Cooking With Myra: Waffles - they are not just for breakfast
By Myra Starkey
March 20, 2012 at midnight
Updated March 19, 2012 at 10:20 p.m.
It had been a really busy Friday at the clinic, so I was happy to be driving out of the parking lot. I needed to grab a few things from home before taking off for the weekend to Rockport. Taylor and I were ready to recharge and relax.
Since we were getting away late, we decided to prepare something for dinner once we arrived. I planned a simple meal of seared tuna served with a side of ribbon-sliced zucchini tossed with mint leaves, olive oil and lemon juice.
By my calculation, I could have the meal ready within a half hour after arriving. Taylor unpacked the car and I scrounged through the cabinets in search of a sharp knife or maybe a mandolin. A mandolin is a slicer, which makes thin shavings of almost anything.
I found just what I was searching for and took out the hand-held mandolin and cut the top off my first zucchini. After I had made green ribbons of the first three, I had only one more to go, so I heated a skillet with a touch of olive oil.
I ran the last zucchini evenly over the sharp blade, except was a little too close and sliced off a part of my thumb and middle finger. I could hear Taylor outside shutting the car doors and then the screen door. I looked down at the fingers on my hand.
Quickly, I wrapped my hand in a clean towel and raced to the bathroom sink. Surely, I had Band-Aids available, and hoped I had not cut myself too deeply to require medical care. This was not a good way to start the weekend.
My misfortune reminded me of our youngest son, Spencer. He was very active and just loved jumping into the middle of things in a physical way. Because of that, he had more cuts, broken bones and bruises than the average kid.
He would tend to get hurt on the first day of family vacations. He wasn't intentionally careless, he was just having a good time. Once he gashed his forehead on an outdoor fountain at a restaurant the day we arrived and on another beach trip knocked a toenail off on the first day.
Taylor, the doctor/dad, started carrying a suture set and bandages when we traveled, just in case.
I hesitated before calling his name since I knew he would not be happy. Although a doctor has the ability and talent to correct the problem, they do not necessarily like to showcase their talents at 9 p.m. in the evening, especially when we had an hour drive back to the clinic. He shook his head, told me to show him the damage, and I reluctantly unwrapped my bloody dish towel. He told me he couldn't fix it with Band-Aids. We packed up what we needed and headed back to Victoria.

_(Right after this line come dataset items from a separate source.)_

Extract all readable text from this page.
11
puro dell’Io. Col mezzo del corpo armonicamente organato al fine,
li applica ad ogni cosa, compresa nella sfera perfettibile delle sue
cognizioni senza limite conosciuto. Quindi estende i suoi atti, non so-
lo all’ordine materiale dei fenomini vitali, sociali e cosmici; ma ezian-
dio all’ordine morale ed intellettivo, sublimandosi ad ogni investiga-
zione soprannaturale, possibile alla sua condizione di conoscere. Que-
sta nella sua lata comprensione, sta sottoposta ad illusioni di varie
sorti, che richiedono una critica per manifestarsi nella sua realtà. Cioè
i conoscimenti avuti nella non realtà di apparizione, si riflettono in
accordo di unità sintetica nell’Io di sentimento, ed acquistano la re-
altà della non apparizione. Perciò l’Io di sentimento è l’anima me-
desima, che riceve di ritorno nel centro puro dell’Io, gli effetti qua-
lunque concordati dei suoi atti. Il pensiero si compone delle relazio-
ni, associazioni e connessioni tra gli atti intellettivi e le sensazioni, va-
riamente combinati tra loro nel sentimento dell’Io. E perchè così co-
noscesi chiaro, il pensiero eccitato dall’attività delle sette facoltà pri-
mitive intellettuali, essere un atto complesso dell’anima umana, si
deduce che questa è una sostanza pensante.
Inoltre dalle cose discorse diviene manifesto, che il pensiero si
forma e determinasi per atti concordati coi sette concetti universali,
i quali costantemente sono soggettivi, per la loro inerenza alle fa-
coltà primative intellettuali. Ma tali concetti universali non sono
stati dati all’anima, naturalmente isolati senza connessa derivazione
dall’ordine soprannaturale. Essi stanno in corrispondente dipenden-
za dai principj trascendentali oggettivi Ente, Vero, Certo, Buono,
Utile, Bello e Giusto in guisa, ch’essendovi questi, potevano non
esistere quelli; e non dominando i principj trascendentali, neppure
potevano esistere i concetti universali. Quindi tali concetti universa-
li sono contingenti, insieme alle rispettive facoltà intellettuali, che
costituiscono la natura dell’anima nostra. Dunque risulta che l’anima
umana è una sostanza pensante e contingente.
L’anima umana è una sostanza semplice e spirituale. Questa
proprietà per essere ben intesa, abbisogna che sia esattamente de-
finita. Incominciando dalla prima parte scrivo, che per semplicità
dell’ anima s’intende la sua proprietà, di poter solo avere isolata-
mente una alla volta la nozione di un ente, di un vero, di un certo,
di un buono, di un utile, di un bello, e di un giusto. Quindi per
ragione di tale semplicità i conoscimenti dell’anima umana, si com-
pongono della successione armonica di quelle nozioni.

It was a fairly silent hour-long drive. I told him that I didn't do it on purpose. He just looked forward down the dark highway and said he knew I didn't. I recognized that he was only tired after a long week and so was a little low on compassion.
And maybe I was in too much of a hurry and not being as careful as I should have been. One's vision is obviously clearer in hindsight. Still, I would have appreciated a little light conversation as we drove. He switched the radio to classical music and just stared out the front window. He knows I don't like that station.
Once we got to the clinic and turned on the lights, he seemed to relax. I think that he really likes to sew up cuts, even as much as he likes to tinker around in the garage and fix things.
It's probably all the same to him. In less than an hour, I had my fingers put back together and my wounds bandaged neatly in snug beige band aids. I marveled at his talent of making order from the previous mess. He cautioned me more than once to be very careful with that hand since he had to graft the piece of my middle finger back on that I had retrieved from the slicer.
Most people hear their doctors tell them something, and it goes in one ear and out the other, but when you live, breathe and sleep next to the doctor, he watches you like a hawk.
The remainder of my weekend was spent reading a book because it seemed like there was not much else I could do with just one hand available.
The good news is that there are places people can go who cannot cook because of an injured hand. These are called restaurants. We dined out for the remainder of the weekend. By Sunday night, my hand had ceased to ache, and I was able to use the computer to type in my article and cook, as I tend to do every Sunday night, so my faithful readers can know exactly what is happening in my exciting life, such as cutting my fingers on the zucchini slicer.
I decided to prepare a ham and cheese waffle for Taylor's supper, since it did not involve the use of any sharp instruments. I saw the recipe in a magazine over the weekend and could almost taste the crunchy waffle filled with ham and cheese and drizzled with maple syrup.
Waffles are all the rage these days, and restaurants are serving them paired with chicken, foie gras, lobster or maple-braised pork belly. The sweet breakfast waffles are often topped with blueberries, lemon curd, whipped cream and even grilled peaches. Put very simply, waffles are not just for breakfast anymore.
I am healing fine under the doctor's direct supervision and, hopefully one day soon, will be allowed back in the kitchen to slice (more carefully) once again.
I prepared the waffles with two different waffle makers to see which one was better. The Belgium waffle maker made a crispy thick waffle while the traditional maker tended to make a softer version, which was crisp on the edges. While oil is commonly used in place of butter, I tend to prefer the latter.